Back when I was in high school, I wrote a short story based on the Arthurian legend. It still one of my areas of fascination, but at the time I'd read more fiction on it than fact. Though I loved books set in England, I'd never been there, and really knew nothing about what it was really like. The story probably wasn't convincing, because I based it in my own experience, and my experience was very limited.

"Write what you know." It's probably one of the pieces of advice that most writers hear. But I'm a fantasy writer -- how can I write about my personal experiences in the context of fantasy? Doesn't that limit everyone to very prosaic stories about everyday life?

To begin with, I've always taken that advice as "write what you understand", not about writing only in the context of my personal experience. In order for a book to be accessible to readers, it has to carry themes and emotions that are universal. In that sense, "write what you know" really is important. It means that whether you are writing fantasy, science fiction, mysery, or the next Great American Novel, your people have to be people, their experiences have to make sense, and your reader has to understand and be able to in some sense understand or identify with what you're writing.

But what happens when a part of your plot depends on what you don't know or understand?

One way to handle that is to not write it. That's certainly a viable approach to take, especially when dealing with marginalized peoples or cultural appropriation, and that's not what this blog post is about. I'd be very hesitant to jump into those waters, and others can speak to it much better than I. What I am speaking of is how to write a convincing story involving large elements of experiences I don't know about on a much smaller scale. My story involving King Arthur was unconvincing because I knew nothing about England, and set it there anyway. As with many young writers, I made it up. It didn't ring true, because I, well -- made it up. "Yes," you may say, "but aren't you making things up in fantasy writing?" And I would have to answer, "Yes, I am -- to a point." Of course, when I was in high school, there was no Internet at the tip of my fingers to go to for information. I had to go look up things in encyclopedias, and hope that they gave enough information for me to be convincing, or do a major research project involving things like, "How does it feel to live in England?" And chances are, I would never find the resource that best fit my need, because I couldn't look up the question; I would have had to look up books on "life in England", or just "England", and narrow it down from there. It was a pretty daunting task in those days.

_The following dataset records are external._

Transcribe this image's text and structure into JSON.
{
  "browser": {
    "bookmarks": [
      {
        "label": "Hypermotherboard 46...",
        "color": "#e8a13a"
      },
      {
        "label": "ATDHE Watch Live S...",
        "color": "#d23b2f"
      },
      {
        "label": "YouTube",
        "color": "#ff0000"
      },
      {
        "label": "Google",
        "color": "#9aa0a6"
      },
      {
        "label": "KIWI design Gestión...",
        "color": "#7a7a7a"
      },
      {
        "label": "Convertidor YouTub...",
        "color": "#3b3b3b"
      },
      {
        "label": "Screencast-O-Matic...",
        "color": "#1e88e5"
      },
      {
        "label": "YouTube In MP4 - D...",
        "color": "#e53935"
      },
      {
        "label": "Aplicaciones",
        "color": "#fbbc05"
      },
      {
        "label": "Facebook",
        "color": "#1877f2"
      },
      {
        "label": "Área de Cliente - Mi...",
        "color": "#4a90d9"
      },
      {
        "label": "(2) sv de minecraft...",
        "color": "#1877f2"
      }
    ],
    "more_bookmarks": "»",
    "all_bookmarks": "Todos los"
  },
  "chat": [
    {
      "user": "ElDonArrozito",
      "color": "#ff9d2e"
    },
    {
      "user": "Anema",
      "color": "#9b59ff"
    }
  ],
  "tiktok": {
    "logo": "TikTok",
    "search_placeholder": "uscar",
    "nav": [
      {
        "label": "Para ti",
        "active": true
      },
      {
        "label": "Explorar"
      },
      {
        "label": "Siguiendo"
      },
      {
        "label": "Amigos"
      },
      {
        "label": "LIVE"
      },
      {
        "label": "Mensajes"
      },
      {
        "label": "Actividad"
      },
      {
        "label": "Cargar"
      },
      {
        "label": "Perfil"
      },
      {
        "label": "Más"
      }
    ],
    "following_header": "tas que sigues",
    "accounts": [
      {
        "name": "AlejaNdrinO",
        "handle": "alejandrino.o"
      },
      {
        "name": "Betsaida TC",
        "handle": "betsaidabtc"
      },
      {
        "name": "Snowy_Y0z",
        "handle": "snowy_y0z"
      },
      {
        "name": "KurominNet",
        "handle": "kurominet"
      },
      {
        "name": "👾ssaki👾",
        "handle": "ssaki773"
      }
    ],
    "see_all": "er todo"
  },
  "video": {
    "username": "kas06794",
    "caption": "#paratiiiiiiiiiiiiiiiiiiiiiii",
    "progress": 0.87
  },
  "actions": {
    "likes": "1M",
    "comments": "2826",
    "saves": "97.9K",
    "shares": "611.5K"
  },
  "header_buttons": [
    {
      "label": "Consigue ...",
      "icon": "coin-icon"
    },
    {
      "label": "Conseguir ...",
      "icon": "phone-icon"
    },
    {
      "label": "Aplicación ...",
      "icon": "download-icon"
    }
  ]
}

That's one of the things I love most about the Internet. I can go type in "How does it feel to live in England?" and get pages and pages of results. I still have to narrow things down, but the time it takes (given that the resultant data is searchable) is manageable. So now, those things I don't know about? They are findable, with relative ease.

I first found this out while writing a short story, "Following Seas". It was inspired by folk songs which were about young women running away to sea to be with their lovers by disguising themselves as boys. As a woman, I could easily see the impracticality in this situation -- most women would be found out the first time they tried to empty their bladder. But my genre is fantasy, and voila! that's where the magic came in: in disguising my character as a boy. I didn't see this entire story as being likely without magic. But ironically, that wasn't the most difficult part of this story -- it was creating the verisimiltude of what it felt like to be on a merchant sailing ship.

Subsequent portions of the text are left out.